After an RDD is physically persisted, the information of the cached RDDs can be found under the “Storage” section of the Spark UI.
When an uncache statement is submitted, an UncacheTableCommand logic plan is created and is executed by the ExecutedCommandExec operator. Running the UncacheTableCommand follows the same execution chain as the CacheTableCommand but calls the uncache*** methods instead of the cache*** methods, as shown in the following chart.
At the end of the execution chain, the StorageLevel of the RDD is set to NULL and the reference of the RDD is removed from the persistentRdds registry in the SparkContext. At the same time, the BlockManagerMaster is informed to remove all the blocks of the RDD, which sends the RemoveRDD message to executors for removing the cache data from memory and/or disks.
When an RDD is not used anymore and there is no strong reference of it exists, the GC process will release the resources allocated for this RDD. When the RDD (the definition of a dataset excluding the actual data) is removed, its cached data is not useful as well, but it still occupies the storage resources, either memory or disk. Spark provides the ContextCleaner, which manages the release of unused cache resources. The ContextCleaner contains a referenceBuffer queue, which is backed by a SetFromMap of CleanupTaskWeakRference type objects.

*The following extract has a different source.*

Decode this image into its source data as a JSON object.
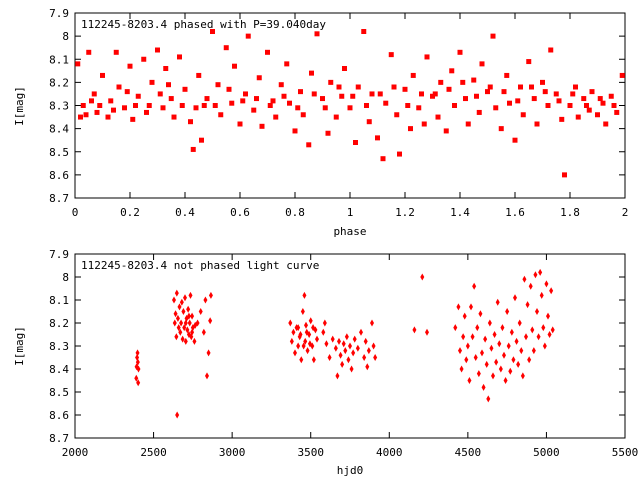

When GC collects an unused RDD, a weak reference of this RDD is added into the referenceBuffer queue.
ContextCleaner runs the keepCleaning method in a separate thread, which loops through the referenceBuffer and picks up the weak reference to the RDD. The doCleanupRDD method of the ContextCleaner is called with the id of the RDD, which executes the unpresistRDD method to remove the strong references to the RDD cache so that the GC can release the RDD cache.